I am trying to convert codepoints from one charset to another in Java.
For example character ř
is 248 in windows-1250
, 345 in unicode
.
So I have source charset and source codepoint and target charset and want to calculate target codepoint.
This may sound easy as windows-1250 is single byte,
but I want it to work on any charset, like GB2312
.
I guess it can be done somehow with Charset
class,
but it seems that it only converts bytes, not actual code points.
Charset sourceCharset = Charset.forName("GB2312");
int sourceCodePoint = 45257; //吧 chinese character
Charset targetCharset = Charset.forName("UTF-8");
int targetCodePoint = ...; //???
I checked Charset class for methods codepoint related, but there's only decode and encode, which works with bytes. I tried googling something related but without success.
Thanks in advance for any help.
At least in Java there is no notion of codepoints for character sets other than Unicode. You have to convert the integer to byte array and then to unicode.
Charset sourceCharset = Charset.forName("windows-1250");
int sourceCodePoint = 248; // ř
byte[] bytes = {(byte)sourceCodePoint};
String targetString = new String(bytes, sourceCharset);
int targetCodePoint = targetString.codePointAt(0);
System.out.println("targetString = " + targetString);
System.out.println("targetCodePoint = " + targetCodePoint);
output:
targetString = ř
targetCodePoint = 345
Chinese characters in GB2312 are represented by 2 bytes, so you need to store them in a byte array of length 2.

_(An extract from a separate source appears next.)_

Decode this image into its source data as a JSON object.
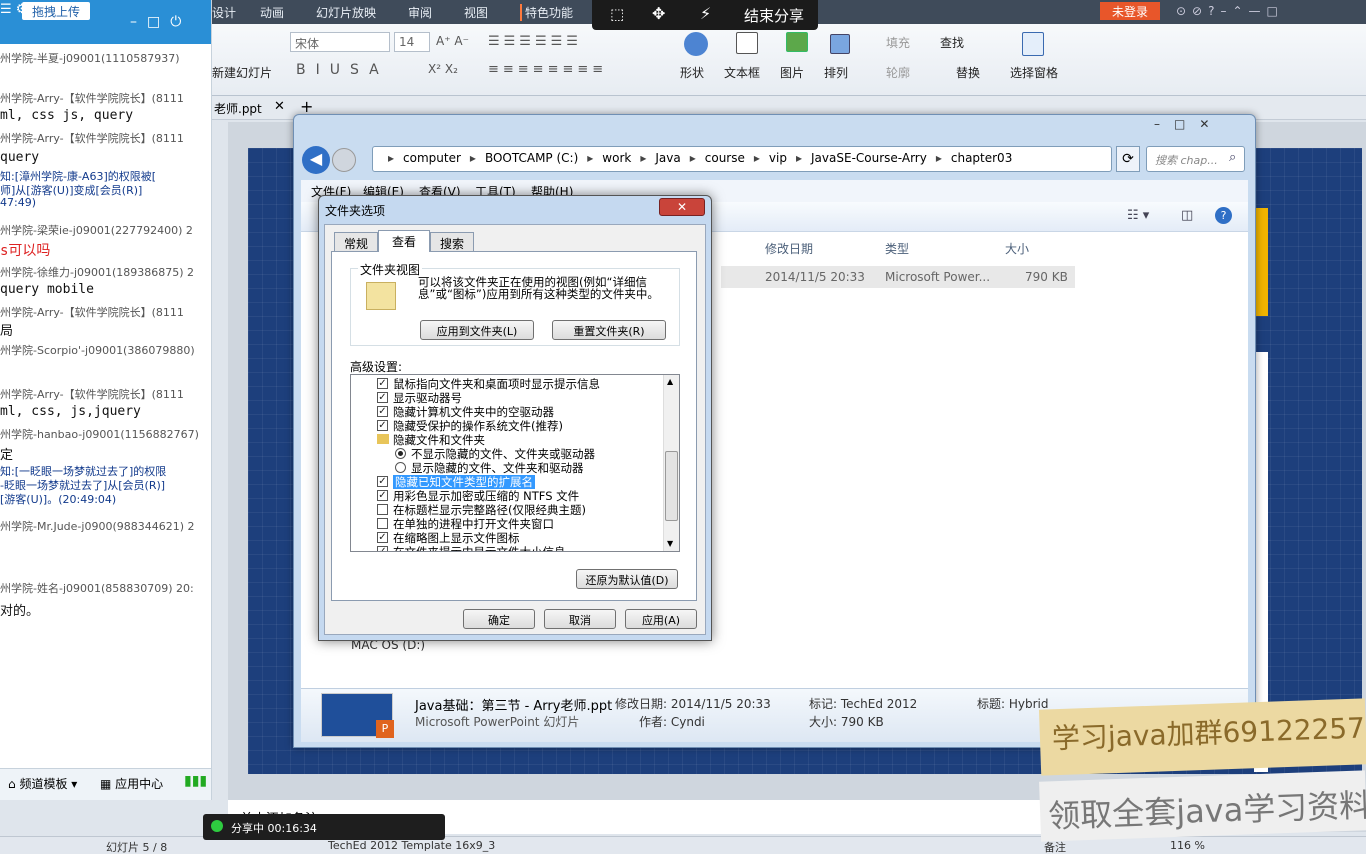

Charset sourceCharset = Charset.forName("GB2312");
int sourceCodePoint = 45257; // 吧 chinese character
byte[] bytes = ByteBuffer.allocate(2).putShort((short)sourceCodePoint).array();
String targetString = new String(bytes, sourceCharset);
int targetCodePoint = targetString.codePointAt(0);
System.out.println("targetString = " + targetString);
System.out.println("targetCodePoint = " + targetCodePoint);
output:
targetString = 吧
targetCodePoint = 21543